Les chantiers de démolition, terrassement ou de construction : lors de ces phases de travaux, différents polluants peuvent être émis, notamment les particules (fines et ultrafines) qui peuvent incommoder le voisinage ou exposer les travailleurs à des concentrations importantes. Dans ce cadre, différentes mesures peuvent être mises en œuvre :


  • Surveillance périodique des retombées de poussières, sèches ou totales (incluant les précipitations) par l’intermédiaire de plaquettes ou de jauges de collecte. Ces dispositifs peuvent être placés sur l’emprise du chantier en limite de site ou au plus proche des riverains exposés pour évaluer le niveau de pollution dans l’environnement.


  • Monitoring des concentrations en polluants gazeux et/ou des poussières en suspension (particules totales, fines ou ultra-fines), permettant de caractériser l’activité du chantier en fonction des horaires de fonctionnement et de comparer les résultats aux valeurs limites de protection de la santé.


  • Évaluation de l’exposition des intervenants sur le chantier, par l’évaluation des concentrations en poussières PM100 conformément au référentiel professionnel, complétée par la mesure en continu des gaz et vapeurs éventuellement émis par les engins de terrassement en milieu confiné ou lors de l’excavation de terres polluées. Des procédures d’alarme (sonore, visuelle) peuvent éventuellement être associées à ces mesures afin de mettre en œuvre le repli des intervenants ou des mesures correctives (aspersion, bâchage, etc.). 



Ces différents cadres ne permettent cependant pas de répondre à toutes les problématiques pouvant nécessiter la mesure de polluants dans l’air ambiant. Ainsi des analyses sont nécessaires dans le cadre de la qualification de systèmes pouvant générer des émissions polluantes ou, au contraire, de procédés d’abattement de la pollution. Des mesures spécifiques peuvent aussi être réalisées dans le cadre de litiges ou d’expertises judiciaires.

L'expertise de Rincent Air est également sollicitée dans la mise en oeuvre d'études ou projets d'envergure, en France et à l'international, comme récemment pour caractériser la pollution urbaine, péri-urbaine et rurale sur la totalité du territoire d'une grande capitale africaine pendant plus d'une année.


La capitalisation de cette expertise acquise depuis 20 ans passe aussi par la réalisation d'études statistiques et bibliographiques sur le sujet, comme par exemple : 

  • la caractérisation des principaux déterminants de la variation de la qualité de l'air intérieur dans les crèches, écoles maternelles et primaires (ERP)

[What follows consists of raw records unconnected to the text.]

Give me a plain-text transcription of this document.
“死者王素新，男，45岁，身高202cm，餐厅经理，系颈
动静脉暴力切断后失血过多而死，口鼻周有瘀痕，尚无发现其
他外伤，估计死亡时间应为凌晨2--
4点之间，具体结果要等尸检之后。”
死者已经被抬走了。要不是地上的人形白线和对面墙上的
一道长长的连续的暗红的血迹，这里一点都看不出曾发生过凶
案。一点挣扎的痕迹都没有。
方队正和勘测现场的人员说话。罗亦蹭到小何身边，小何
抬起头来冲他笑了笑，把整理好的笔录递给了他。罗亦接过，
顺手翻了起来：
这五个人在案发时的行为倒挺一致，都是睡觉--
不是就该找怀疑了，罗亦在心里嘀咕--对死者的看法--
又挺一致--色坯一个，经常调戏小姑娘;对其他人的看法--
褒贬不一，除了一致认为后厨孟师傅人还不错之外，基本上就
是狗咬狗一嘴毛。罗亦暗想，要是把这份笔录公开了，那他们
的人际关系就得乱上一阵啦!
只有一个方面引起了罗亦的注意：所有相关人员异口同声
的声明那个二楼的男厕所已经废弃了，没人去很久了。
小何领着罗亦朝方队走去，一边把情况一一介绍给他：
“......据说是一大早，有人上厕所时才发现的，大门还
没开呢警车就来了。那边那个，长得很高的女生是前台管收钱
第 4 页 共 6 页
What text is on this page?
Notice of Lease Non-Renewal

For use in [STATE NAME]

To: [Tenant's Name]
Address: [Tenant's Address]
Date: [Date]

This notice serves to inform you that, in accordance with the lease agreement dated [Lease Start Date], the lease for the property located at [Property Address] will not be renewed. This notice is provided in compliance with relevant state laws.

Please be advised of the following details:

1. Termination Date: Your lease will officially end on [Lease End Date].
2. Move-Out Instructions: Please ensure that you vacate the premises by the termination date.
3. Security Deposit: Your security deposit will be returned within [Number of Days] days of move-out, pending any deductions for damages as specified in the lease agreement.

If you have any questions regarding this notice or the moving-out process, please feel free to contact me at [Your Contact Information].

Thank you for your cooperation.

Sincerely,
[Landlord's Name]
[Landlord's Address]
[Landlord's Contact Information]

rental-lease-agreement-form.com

  • l'impact des Low Emissions Zones (Zones à Circulation Restreinte) en Europe sur la qualité de l'air

  • l'impact des aménagements routiers (murs antibruit, haies végétales, revêtements...) sur la pollution atmosphérique

Enfin, les experts de Rincent Air accompagnent les collectivités et les Etats dans la mise en oeuvre de politiques publiques locales ou nationales pour l'amélioration de la qualité de l'air, ainsi que toute entreprise privée dans la résolution d'une problématique complexe liée à la qualité de l'air. 

Ces champs d’application sont traités au cas par cas et relèvent du domaine d’expertise et de conseil de Rincent Air.